Dumping him will be good for your personal growth and self-esteem. The next guy you meet that you realise is wrong, you'll dump quicker and it'll be easier. I'm glad you're not going to be won over by him tossing you a few quid...

Lweji · 26/09/2013 11:18

It does sound like too little too late.
And he's likely to revert to form.

Personally, I could not cope with someone who ran out of money half way through the month.

Whattodofeelingsad · 26/09/2013 11:49

There's no moving in really Saintly as he practically does live here. He cooks often as he enjoys it, that it. No washing up/washing/cleaning etc. It flummoxes me Lweji how someone can run out of money half way through the month EVERY month.
We are supposed to be going on holiday in a couple of weeks time (paid half each), but there's no point.

And you're right Cogito, I need to do this for my self-esteem.

It just feels like a lot will change for me and DC (again) after today and I'm a little scared. But I'll still do it. Haven't replied to the text yet, but I will.

I do think I need to be on my own, maybe for a long time, even forever, I don't know. If anyone can tell me how happy they are being on their own (and maybe how long it took you to get to that place), then I'd be really grateful.

OP posts:
Lweji · 26/09/2013 11:54

Raises hand here. :)

Got rid of a guy with some yellow flags and niggles (also nice and DS liked him) a few months ago and can't be bothered about trying to date now.

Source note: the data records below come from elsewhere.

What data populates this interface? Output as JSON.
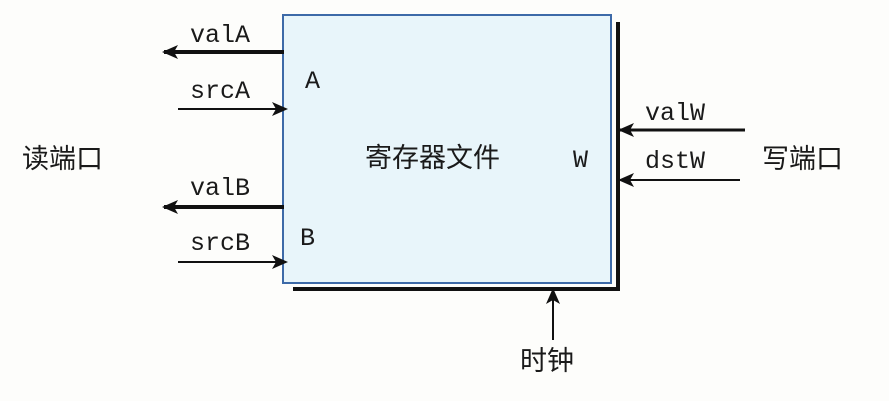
{
  "title": "寄存器文件",
  "read_port_label": "读端口",
  "write_port_label": "写端口",
  "clock_label": "时钟",
  "ports": {
    "A": "A",
    "B": "B",
    "W": "W"
  },
  "signals": {
    "valA": "valA",
    "srcA": "srcA",
    "valB": "valB",
    "srcB": "srcB",
    "valW": "valW",
    "dstW": "dstW"
  },
  "colors": {
    "box_fill": "#e8f5fa",
    "box_border": "#3d6aa8",
    "line": "#111111"
  }
}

Whattodofeelingsad · 26/09/2013 11:58

Thanks Lweji. relationships with yellow flags & niggles seem somehow harder to end than out and out emotional or physical abuse. But I'm glad it worked out well Smile can't see myself being bothered for an awfully long time.

Still haven't sent it..

OP posts:
Handywoman · 26/09/2013 12:11

I am on my own, OP after kicking out STBXH of 14 years, subtley abusive dysfunctional relationship. He was a misery to live with yet contributed very little to the home and family life in general. Can't believe it took me so long!! I am on my own now and very happy. This will be a big step for you, OP, but a good one. It is almost like therapy in itself, choosing not to accept a relationship which is not good enough. So go for it.

comingintomyown · 26/09/2013 12:13

"If anyone can tell me how happy they are being on their own Then I'd be really grateful"

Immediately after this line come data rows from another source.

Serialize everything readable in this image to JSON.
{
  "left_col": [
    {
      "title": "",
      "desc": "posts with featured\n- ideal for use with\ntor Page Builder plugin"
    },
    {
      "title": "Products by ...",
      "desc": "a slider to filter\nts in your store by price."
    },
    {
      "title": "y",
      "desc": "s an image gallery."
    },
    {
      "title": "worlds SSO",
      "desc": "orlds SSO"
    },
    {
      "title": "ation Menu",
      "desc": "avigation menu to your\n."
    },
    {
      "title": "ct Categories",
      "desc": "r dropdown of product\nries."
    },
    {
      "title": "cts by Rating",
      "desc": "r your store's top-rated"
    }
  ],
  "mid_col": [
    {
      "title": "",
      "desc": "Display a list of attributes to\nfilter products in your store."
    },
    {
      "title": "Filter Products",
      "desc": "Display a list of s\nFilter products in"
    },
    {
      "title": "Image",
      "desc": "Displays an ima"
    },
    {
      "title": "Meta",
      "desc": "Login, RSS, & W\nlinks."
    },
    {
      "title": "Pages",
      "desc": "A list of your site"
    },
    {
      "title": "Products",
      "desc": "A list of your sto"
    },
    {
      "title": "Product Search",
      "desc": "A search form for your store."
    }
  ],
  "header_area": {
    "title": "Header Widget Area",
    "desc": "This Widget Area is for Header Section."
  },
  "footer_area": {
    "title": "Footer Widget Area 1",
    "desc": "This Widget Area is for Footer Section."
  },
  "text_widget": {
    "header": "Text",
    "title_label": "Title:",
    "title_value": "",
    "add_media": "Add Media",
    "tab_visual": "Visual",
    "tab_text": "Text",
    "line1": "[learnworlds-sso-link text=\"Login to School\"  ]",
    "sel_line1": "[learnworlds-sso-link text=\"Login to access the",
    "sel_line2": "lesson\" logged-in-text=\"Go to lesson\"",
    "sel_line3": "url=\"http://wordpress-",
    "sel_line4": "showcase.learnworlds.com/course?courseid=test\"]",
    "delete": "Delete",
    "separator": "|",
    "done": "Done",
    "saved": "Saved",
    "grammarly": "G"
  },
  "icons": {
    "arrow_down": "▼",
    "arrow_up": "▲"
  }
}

Well I am on my own almost 4 years on with 2 teen DC and I love it. The only downside is disciplining the DC and applying sanctions I have to see through on my own !

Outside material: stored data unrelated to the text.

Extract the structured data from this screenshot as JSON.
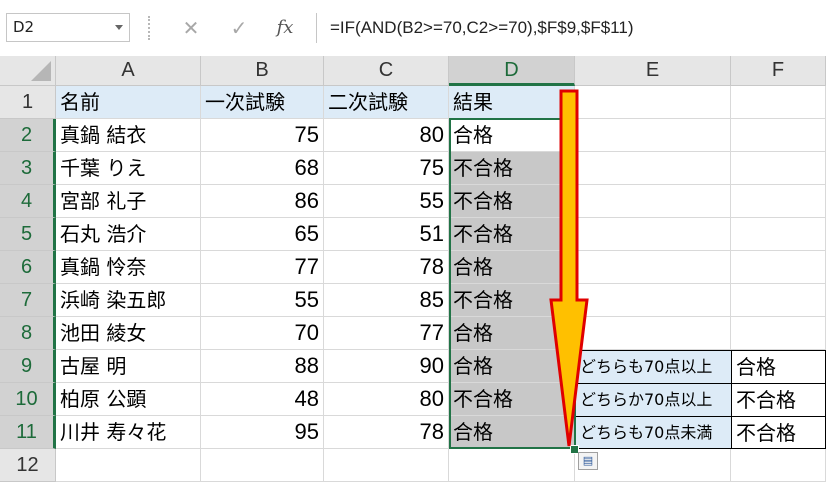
{
  "formula_bar": {
    "name_box": "D2",
    "cancel_icon": "✕",
    "enter_icon": "✓",
    "fx_label": "fx",
    "formula": "=IF(AND(B2>=70,C2>=70),$F$9,$F$11)"
  },
  "columns": [
    "A",
    "B",
    "C",
    "D",
    "E",
    "F"
  ],
  "selected_column": "D",
  "rows": [
    "1",
    "2",
    "3",
    "4",
    "5",
    "6",
    "7",
    "8",
    "9",
    "10",
    "11",
    "12"
  ],
  "selected_rows_from": "2",
  "selected_rows_to": "11",
  "headers": {
    "name": "名前",
    "exam1": "一次試験",
    "exam2": "二次試験",
    "result": "結果"
  },
  "data_rows": [
    {
      "name": "真鍋 結衣",
      "exam1": "75",
      "exam2": "80",
      "result": "合格"
    },
    {
      "name": "千葉 りえ",
      "exam1": "68",
      "exam2": "75",
      "result": "不合格"
    },
    {
      "name": "宮部 礼子",
      "exam1": "86",
      "exam2": "55",
      "result": "不合格"
    },
    {
      "name": "石丸 浩介",
      "exam1": "65",
      "exam2": "51",
      "result": "不合格"
    },
    {
      "name": "真鍋 怜奈",
      "exam1": "77",
      "exam2": "78",
      "result": "合格"
    },
    {
      "name": "浜崎 染五郎",
      "exam1": "55",
      "exam2": "85",
      "result": "不合格"
    },
    {
      "name": "池田 綾女",
      "exam1": "70",
      "exam2": "77",
      "result": "合格"
    },
    {
      "name": "古屋 明",
      "exam1": "88",
      "exam2": "90",
      "result": "合格"
    },
    {
      "name": "柏原 公顕",
      "exam1": "48",
      "exam2": "80",
      "result": "不合格"
    },
    {
      "name": "川井 寿々花",
      "exam1": "95",
      "exam2": "78",
      "result": "合格"
    }
  ],
  "criteria_table": [
    {
      "condition": "どちらも70点以上",
      "result": "合格"
    },
    {
      "condition": "どちらか70点以上",
      "result": "不合格"
    },
    {
      "condition": "どちらも70点未満",
      "result": "不合格"
    }
  ],
  "colors": {
    "header_fill": "#ddebf7",
    "selected_fill": "#c8c8c8",
    "selection_border": "#217346",
    "arrow_fill": "#ffc000",
    "arrow_stroke": "#e00000"
  }
}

I dont really want to be in a relationship which then necessitates being on my own if you see what I mean. I just feel very self contained and calm without all the drama certainly all my 30 plus years with men involved. I can see plenty of benefits of being with a good man but none of them seem enough to give up my sense of joy in life, my complete freedom and emotional stability.

I wouldnt even entertain bailing a man out in the way you describe or putting up with the other stuff. Cogito is spot on on how good you will feel ending this relationship and remaining single or waiting until the right man comes along.

Twinklestein · 26/09/2013 12:40

I don't think your expectations are too high OP, but too low. You're feeling sad because however easy going he is on the surface, underneath he is treating you really badly.

You've basically got yourself a selfish child to bankroll rather than an equal partnership with an adult male.

A truly kind and loving partner would be contributing equally to household finances & chores. And getting himself to work!

The fact that some people's partners are worse is not a recommendation.

CogitoErgoSometimes · 26/09/2013 12:43

Coming up on 18 years solo here.... :) There have been various gentleman callers in the interim but I have low boredom threshold.